Bab 1: Bau Harmoni yang Menyengat
Udara Jakarta siang itu terasa pengap, seolah tersumbat oleh asap knalpot dan ambisi tak berkesudahan. Bagas, berbalut kemeja lusuh bekas wawancara kerja, berjalan gontai menyusuri koridor gedung pemerintahan yang megah namun kumuh.
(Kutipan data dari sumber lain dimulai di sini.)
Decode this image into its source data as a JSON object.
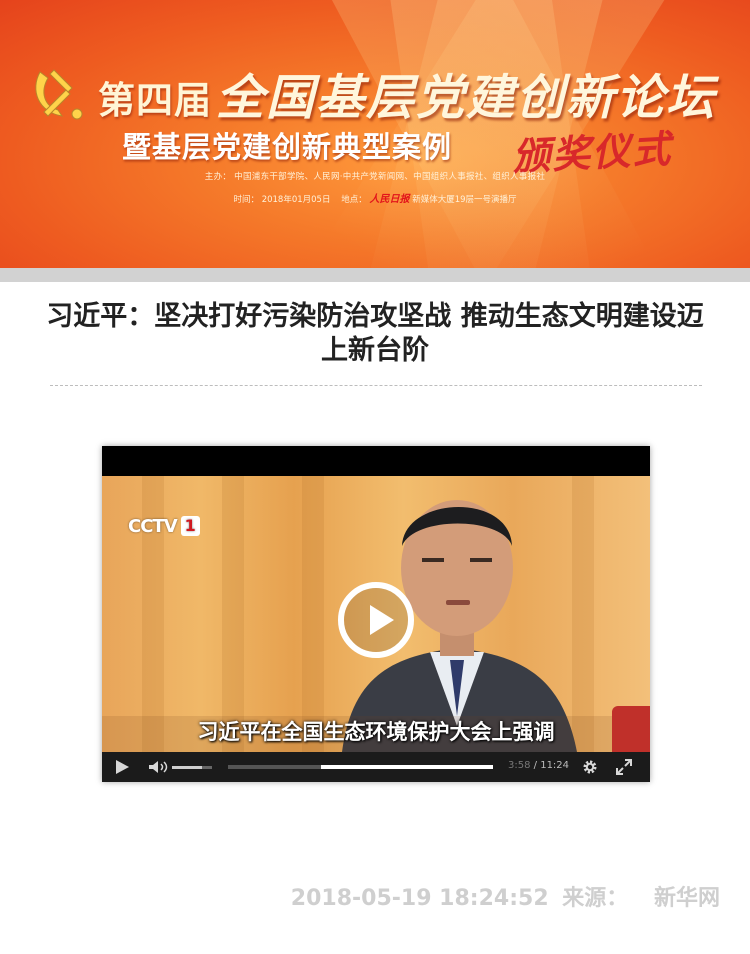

Aroma cat baru tak mampu menutupi bau menyengat lain - bau korupsi yang menjalar seperti benalu.
"Selamat siang, Bapak," sapa Bagas sopan pada pria berpostur tegap yang sedang mengobrol dengan suara berbisik di dekat ruang Kepala Dinas.
Pria itu menoleh, alisnya bertaut curiga. "Siapa kamu?"
"Bagas, Bapak. Saya baru diterima sebagai staf junior di Bagian Pengadaan."
"Oh, anak baru ya," pria itu mengumbar senyum penuh arti. "Kalau mau sukses di sini, ada aturan mainnya, mengerti?"
Bagas mengernyit bingung. "Aturan main? Maksud Bapak?"
Pria itu mencondongkan badan, suaranya merendah. "Uang pelicin, Nak. Biar proyek lancar, semua pihak senang."
Bagas tersentak. Ini baru hari pertamanya, tapi tawaran suap sudah terhidang di depan mata. Otaknya berputar cepat, mengingat idealisme yang dipegang teguh selama ini.
"Bapak, maaf kalau saya menolak. Saya tidak bisa terlibat dalam hal seperti itu," tegas Bagas, suaranya bergetar.